You are viewing a plain text version of this content. The canonical link for it is here.
Posted to user@spark.apache.org by Jim Blomo <ji...@gmail.com> on 2014/04/25 03:15:04 UTC

Finding bad data

I'm using PySpark to load some data and getting an error while
parsing it.  Is it possible to find the source file and line of the bad
data?  I imagine that this would be extremely tricky when dealing with
multiple derived RRDs, so an answer with the caveat of "this only
works when running .map() on an textFile() RDD" is totally fine.
Perhaps if the line number and file was available in pyspark I could
catch the exception and output it with the context?

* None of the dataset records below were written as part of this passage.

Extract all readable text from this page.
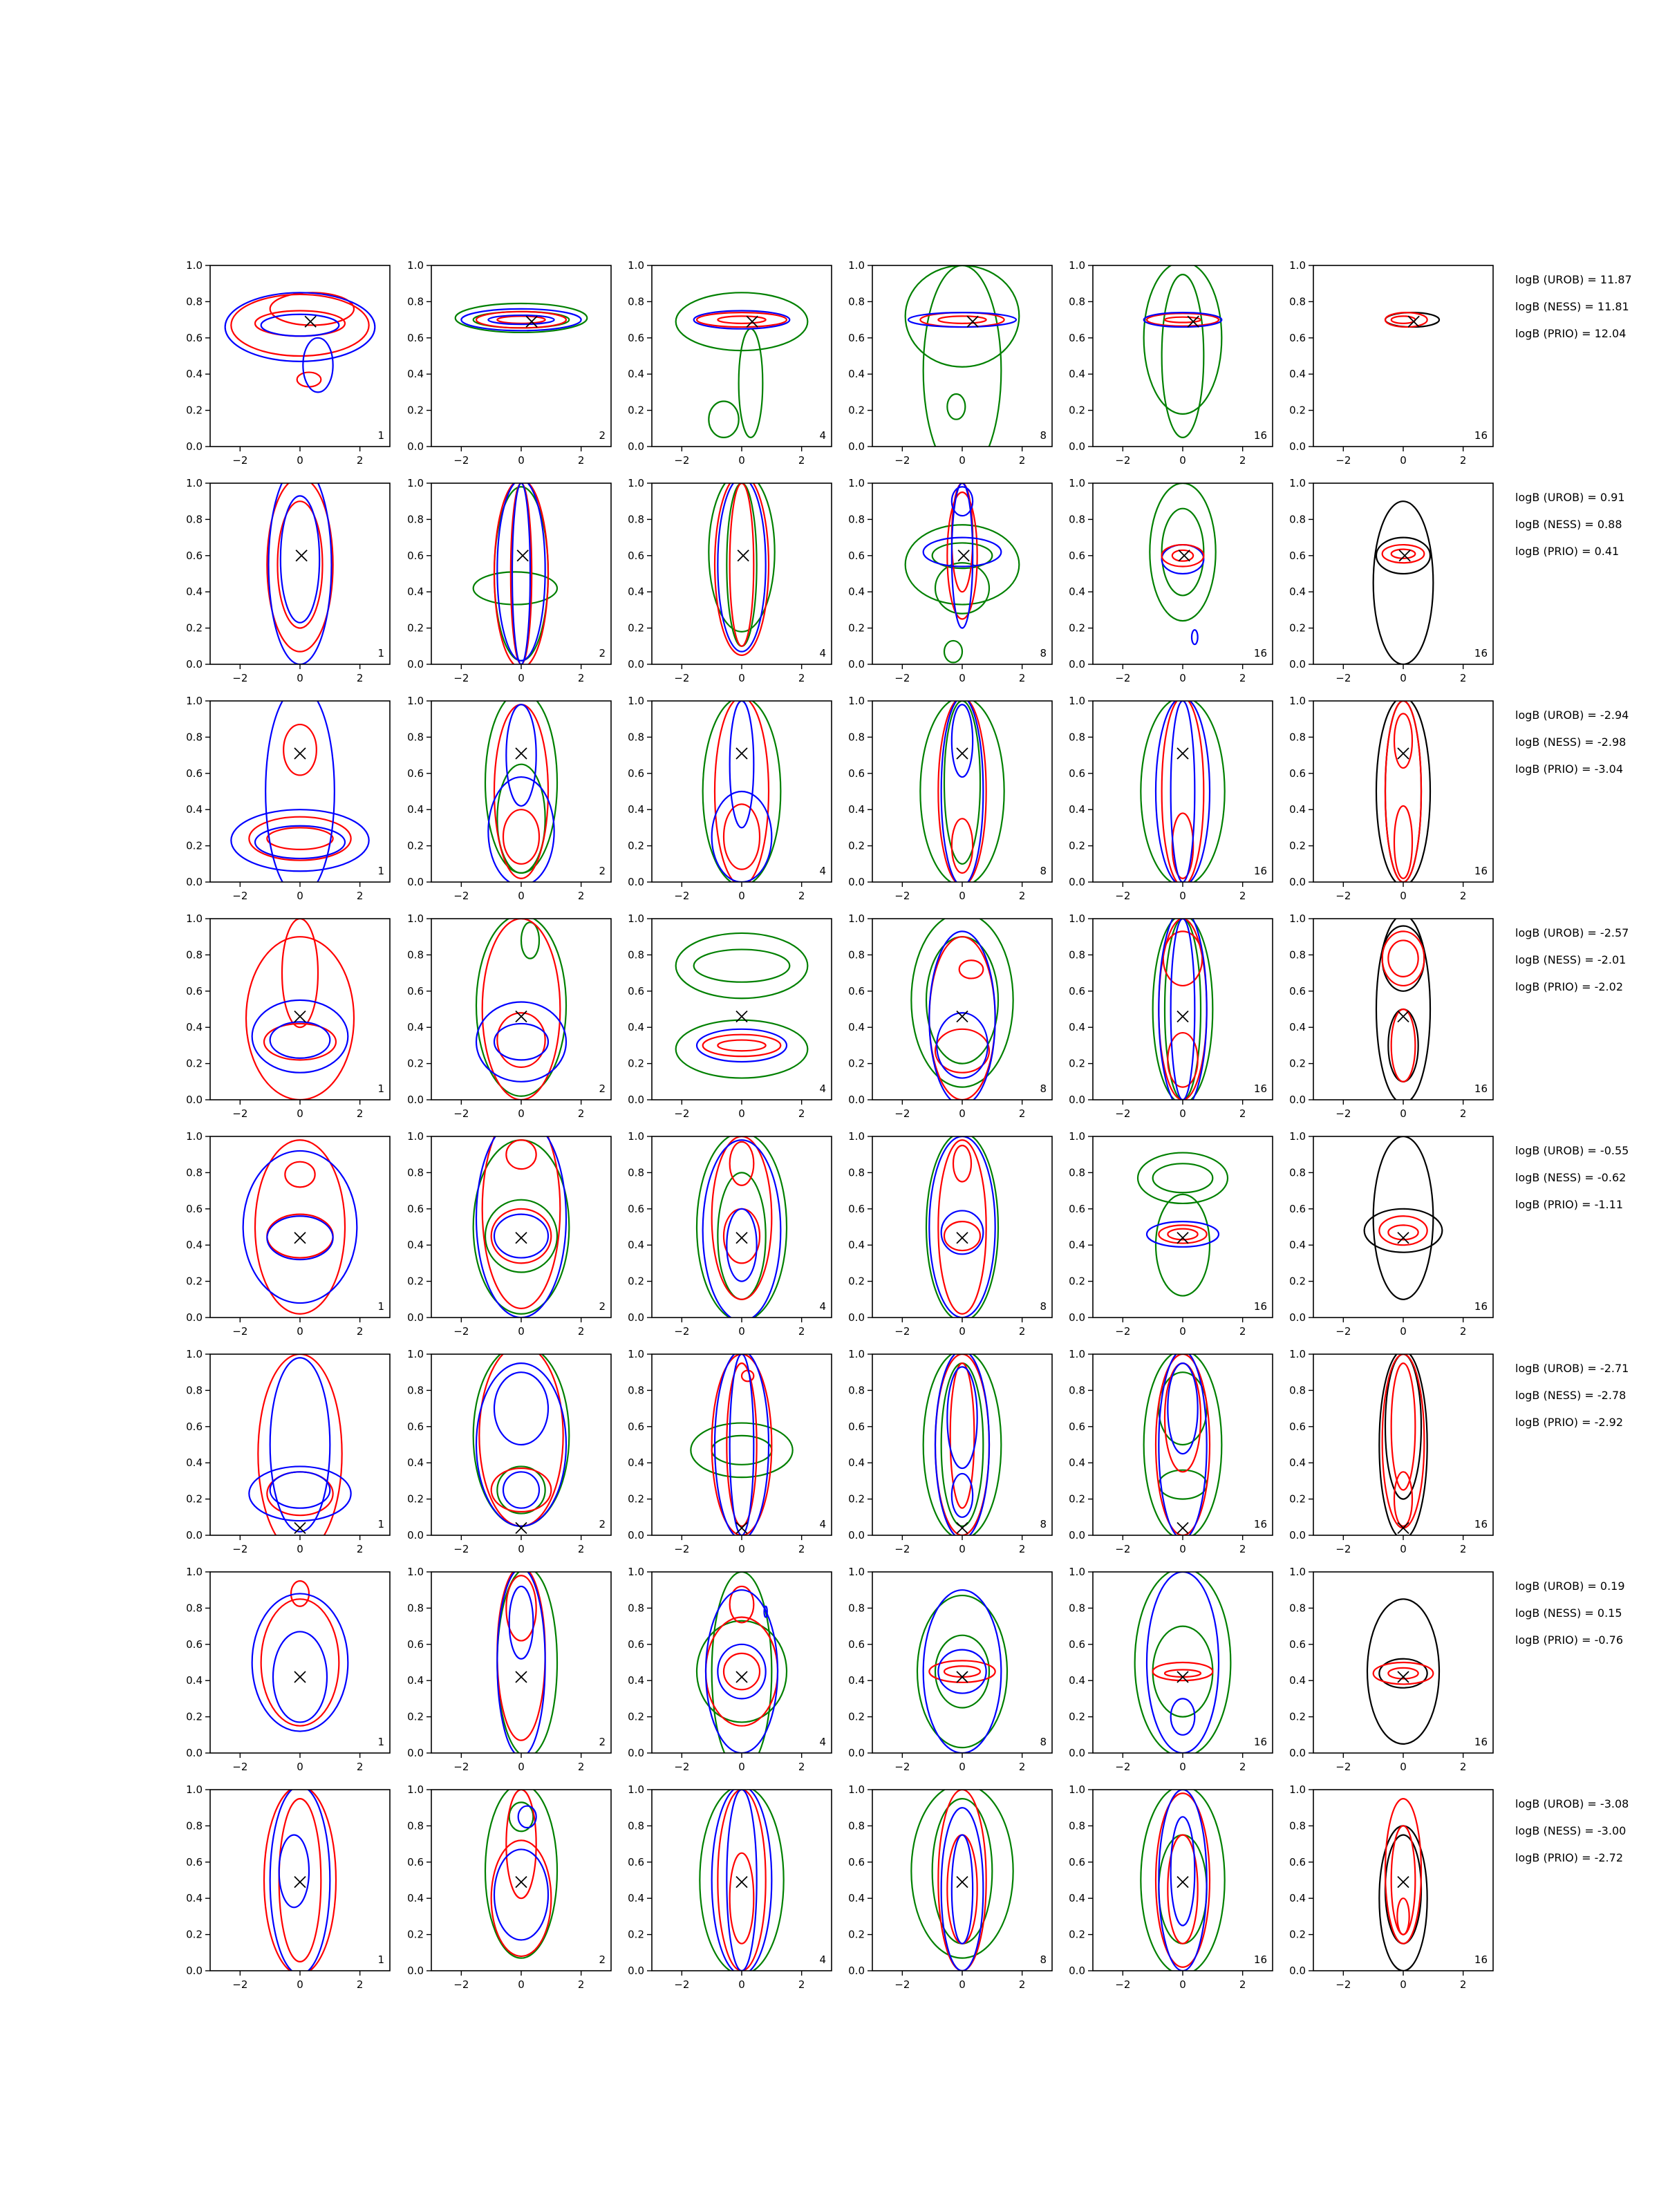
−2	0	2
0.0
0.2
0.4
0.6
0.8
1.0
1
−2	0	2
0.0
0.2
0.4
0.6
0.8
1.0
2
−2	0	2
0.0
0.2
0.4
0.6
0.8
1.0
4
−2	0	2
0.0
0.2
0.4
0.6
0.8
1.0
8
−2	0	2
0.0
0.2
0.4
0.6
0.8
1.0
16
−2	0	2
0.0
0.2
0.4
0.6
0.8
1.0
16
−2	0	2
0.0
0.2
0.4
0.6
0.8
1.0
1
−2	0	2
0.0
0.2
0.4
0.6
0.8
1.0
2
−2	0	2
0.0
0.2
0.4
0.6
0.8
1.0
4
−2	0	2
0.0
0.2
0.4
0.6
0.8
1.0
8
−2	0	2
0.0
0.2
0.4
0.6
0.8
1.0
16
−2	0	2
0.0
0.2
0.4
0.6
0.8
1.0
16
−2	0	2
0.0
0.2
0.4
0.6
0.8
1.0
1
−2	0	2
0.0
0.2
0.4
0.6
0.8
1.0
2
−2	0	2
0.0
0.2
0.4
0.6
0.8
1.0
4
−2	0	2
0.0
0.2
0.4
0.6
0.8
1.0
8
−2	0	2
0.0
0.2
0.4
0.6
0.8
1.0
16
−2	0	2
0.0
0.2
0.4
0.6
0.8
1.0
16
−2	0	2
0.0
0.2
0.4
0.6
0.8
1.0
1
−2	0	2
0.0
0.2
0.4
0.6
0.8
1.0
2
−2	0	2
0.0
0.2
0.4
0.6
0.8
1.0
4
−2	0	2
0.0
0.2
0.4
0.6
0.8
1.0
8
−2	0	2
0.0
0.2
0.4
0.6
0.8
1.0
16
−2	0	2
0.0
0.2
0.4
0.6
0.8
1.0
16
−2	0	2
0.0
0.2
0.4
0.6
0.8
1.0
1
−2	0	2
0.0
0.2
0.4
0.6
0.8
1.0
2
−2	0	2
0.0
0.2
0.4
0.6
0.8
1.0
4
−2	0	2
0.0
0.2
0.4
0.6
0.8
1.0
8
−2	0	2
0.0
0.2
0.4
0.6
0.8
1.0
16
−2	0	2
0.0
0.2
0.4
0.6
0.8
1.0
16
−2	0	2
0.0
0.2
0.4
0.6
0.8
1.0
1
−2	0	2
0.0
0.2
0.4
0.6
0.8
1.0
2
−2	0	2
0.0
0.2
0.4
0.6
0.8
1.0
4
−2	0	2
0.0
0.2
0.4
0.6
0.8
1.0
8
−2	0	2
0.0
0.2
0.4
0.6
0.8
1.0
16
−2	0	2
0.0
0.2
0.4
0.6
0.8
1.0
16
−2	0	2
0.0
0.2
0.4
0.6
0.8
1.0
1
−2	0	2
0.0
0.2
0.4
0.6
0.8
1.0
2
−2	0	2
0.0
0.2
0.4
0.6
0.8
1.0
4
−2	0	2
0.0
0.2
0.4
0.6
0.8
1.0
8
−2	0	2
0.0
0.2
0.4
0.6
0.8
1.0
16
−2	0	2
0.0
0.2
0.4
0.6
0.8
1.0
16
−2	0	2
0.0
0.2
0.4
0.6
0.8
1.0
1
−2	0	2
0.0
0.2
0.4
0.6
0.8
1.0
2
−2	0	2
0.0
0.2
0.4
0.6
0.8
1.0
4
−2	0	2
0.0
0.2
0.4
0.6
0.8
1.0
8
−2	0	2
0.0
0.2
0.4
0.6
0.8
1.0
16
−2	0	2
0.0
0.2
0.4
0.6
0.8
1.0
16
logB (UROB) = 11.87
logB (NESS) = 11.81
logB (PRIO) = 12.04
logB (UROB) = 0.91
logB (NESS) = 0.88
logB (PRIO) = 0.41
logB (UROB) = -2.94
logB (NESS) = -2.98
logB (PRIO) = -3.04
logB (UROB) = -2.57
logB (NESS) = -2.01
logB (PRIO) = -2.02
logB (UROB) = -0.55
logB (NESS) = -0.62
logB (PRIO) = -1.11
logB (UROB) = -2.71
logB (NESS) = -2.78
logB (PRIO) = -2.92
logB (UROB) = 0.19
logB (NESS) = 0.15
logB (PRIO) = -0.76
logB (UROB) = -3.08
logB (NESS) = -3.00
logB (PRIO) = -2.72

Anyway to narrow down the problem input would be great. Thanks!

Re: Finding bad data

Posted by Matei Zaharia <ma...@gmail.com>.
Hey Jim, this is unfortunately harder than I’d like right now, but here’s how to do it. Look at the stderr file of the executor on that machine, and you’ll see lines like this:

14/04/24 19:17:24 INFO HadoopRDD: Input split: file:/Users/matei/workspace/apache-spark/README.md:0+2000

This says what file it was reading, as well as what byte offset (that’s the 0+2000 part). Unfortunately, because the executor is running multiple tasks at the same time, this message will be hard to associate with a particular task unless you only configure one core per executor. But it may help you spot the file.

The other way you might do it is a map() on the data before you process it that checks for error conditions. In that one you could print out the original input line.

I realize that neither of these is ideal. I’ve opened https://issues.apache.org/jira/browse/SPARK-1622 to try to expose this information somewhere else, ideally in the UI. The reason it wasn’t done so far is because some tasks in Spark can be reading from multiple Hadoop InputSplits (e.g. if you use coalesce(), or zip(), or similar), so it’s tough to do it in a super general setting.

Matei

On Apr 24, 2014, at 6:15 PM, Jim Blomo <ji...@gmail.com> wrote:

> I'm using PySpark to load some data and getting an error while
> parsing it.  Is it possible to find the source file and line of the bad
> data?  I imagine that this would be extremely tricky when dealing with
> multiple derived RRDs, so an answer with the caveat of "this only
> works when running .map() on an textFile() RDD" is totally fine.
> Perhaps if the line number and file was available in pyspark I could
> catch the exception and output it with the context?
> 
> Anyway to narrow down the problem input would be great. Thanks!